By | February 26, 2007

      Iran successfully tested a missile that could loft a satellite into space, an official Iranian website announced yesterday, quoting Mohsen Bahrami, head of the Iranian aerospace research center.

      That is the same technology that would permit Iran to build an intercontinental ballistic missile (ICBM).

      Iran already has upset leaders of many nations by refusing to halt production of nuclear materials which Iran claims are for peaceful electrical power generation, but which many Western military analysts say are the makings of nuclear weapons.

      A United Nations deadline for Iran to cease its program passed last week with Iran stiff-arming concerns of other nations about nuclear proliferation in the Middle East, according to the International Atomic Energy Agency.

      Iranian President Mahmoud Amadinejad indicated the nuclear development program wouldn’t stop, likening it to a train with no brakes and no reverse gear.

      Iran last year also raised Western fears when it launched a missile from a submerged submarine.

      Added together, some analysts raise the specter of Iran being able to strike Western nations or Israel with nuclear weapons, a possibility made more plausible by comments of Amadinejad that Israel should be destroyed, “wiped off the map.”

      A leading Iranian also has suggested using atomic weapons against Israel, a staunch U.S. ally.

      These are just some examples of why the United States wishes to erect a ballistic missile shield in Europe, to shoot down any Iranian missiles tipped with nuclear or other weapons of mass destruction that target allied nations.

      Located in the Czech Republic and Poland, this limited ballistic missile defense (BMD) capability would be targeted against any missiles launched by Iran or other nations in the Middle East.

      But Russia has voiced worries that this limited BMD capability could be used against its fleet of hundreds of ICBMs, a fear that must be seen as irrational and baseless, according to Lt. Gen.

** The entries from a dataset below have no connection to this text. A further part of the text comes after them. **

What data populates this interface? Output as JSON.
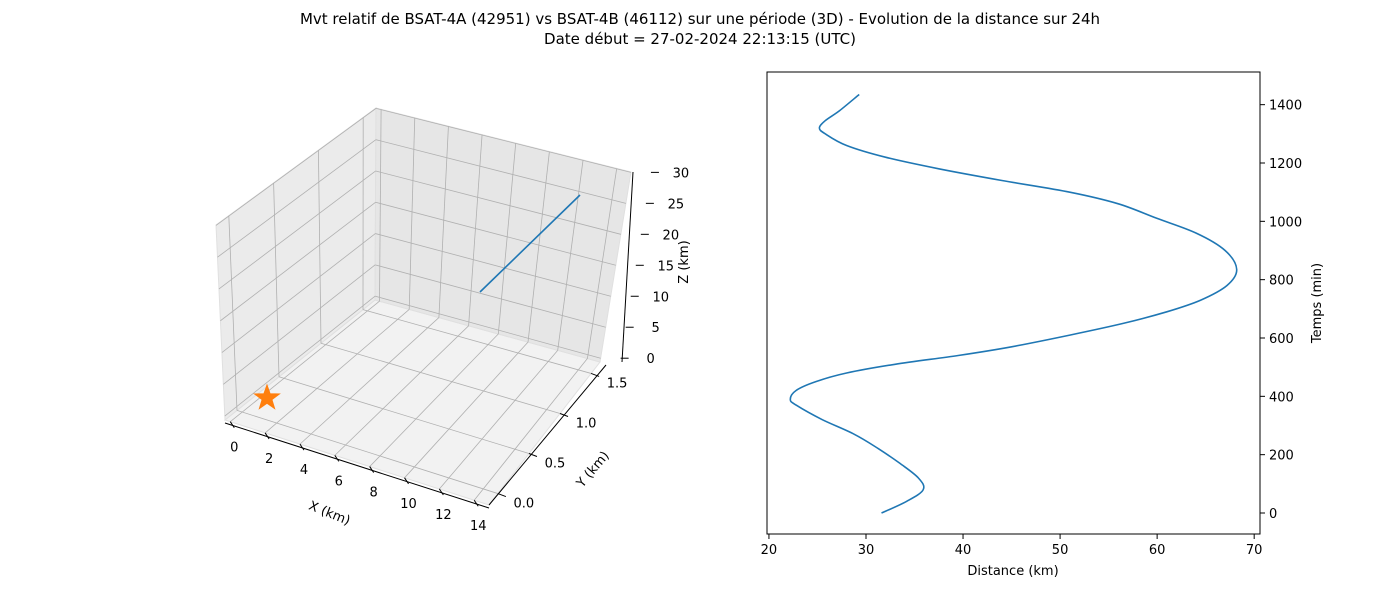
{
  "figure": {
    "title_line1": "Mvt relatif de BSAT-4A (42951) vs BSAT-4B (46112) sur une période (3D) - Evolution de la distance sur 24h",
    "title_line2": "Date début = 27-02-2024 22:13:15 (UTC)"
  },
  "chart_data": [
    {
      "type": "line",
      "projection": "3d",
      "xlabel": "X (km)",
      "ylabel": "Y (km)",
      "zlabel": "Z (km)",
      "x_ticks": [
        "0",
        "2",
        "4",
        "6",
        "8",
        "10",
        "12",
        "14"
      ],
      "y_ticks": [
        "0.0",
        "0.5",
        "1.0",
        "1.5"
      ],
      "z_ticks": [
        "0",
        "5",
        "10",
        "15",
        "20",
        "25",
        "30"
      ],
      "grid": true,
      "series_color": "#1f77b4",
      "marker_color": "#ff7f0e",
      "marker": "star",
      "marker_point": {
        "x": 0,
        "y": 0,
        "z": 0
      }
    },
    {
      "type": "line",
      "xlabel": "Distance (km)",
      "ylabel": "Temps (min)",
      "xlim": [
        19.8,
        70.6
      ],
      "ylim": [
        -72,
        1512
      ],
      "x_ticks": [
        20,
        30,
        40,
        50,
        60,
        70
      ],
      "y_ticks": [
        0,
        200,
        400,
        600,
        800,
        1000,
        1200,
        1400
      ],
      "yaxis_side": "right",
      "grid": false,
      "series_color": "#1f77b4",
      "series": [
        {
          "points": [
            [
              31.6,
              0
            ],
            [
              34.2,
              40
            ],
            [
              35.9,
              80
            ],
            [
              35.4,
              120
            ],
            [
              33.5,
              170
            ],
            [
              31.3,
              220
            ],
            [
              28.8,
              270
            ],
            [
              25.5,
              320
            ],
            [
              22.8,
              370
            ],
            [
              22.2,
              390
            ],
            [
              22.8,
              420
            ],
            [
              24.8,
              450
            ],
            [
              28.0,
              480
            ],
            [
              33.0,
              510
            ],
            [
              39.5,
              540
            ],
            [
              45.0,
              570
            ],
            [
              51.0,
              610
            ],
            [
              56.5,
              650
            ],
            [
              61.0,
              690
            ],
            [
              64.5,
              730
            ],
            [
              67.2,
              780
            ],
            [
              68.2,
              835
            ],
            [
              67.0,
              900
            ],
            [
              64.0,
              960
            ],
            [
              60.0,
              1010
            ],
            [
              56.0,
              1060
            ],
            [
              51.0,
              1100
            ],
            [
              44.0,
              1140
            ],
            [
              37.5,
              1180
            ],
            [
              32.0,
              1220
            ],
            [
              28.0,
              1260
            ],
            [
              25.8,
              1300
            ],
            [
              25.2,
              1320
            ],
            [
              25.8,
              1345
            ],
            [
              27.3,
              1380
            ],
            [
              29.3,
              1435
            ]
          ]
        }
      ]
    }
  ]
}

Henry “Trey” Obering III, the Missile Defense Agency director. (Please see full story in this issue.)

      President Bush in 2002 termed Iran, Iraq and North Korea an “axis of evil,” saying they sponsored terrorism and sought weapons of mass destruction.

      While Bush led the United States and some other nations in invading Iraq, he thus far has preferred negotiations with North Korea, and has said the United States at this time has no plans to invade Iran.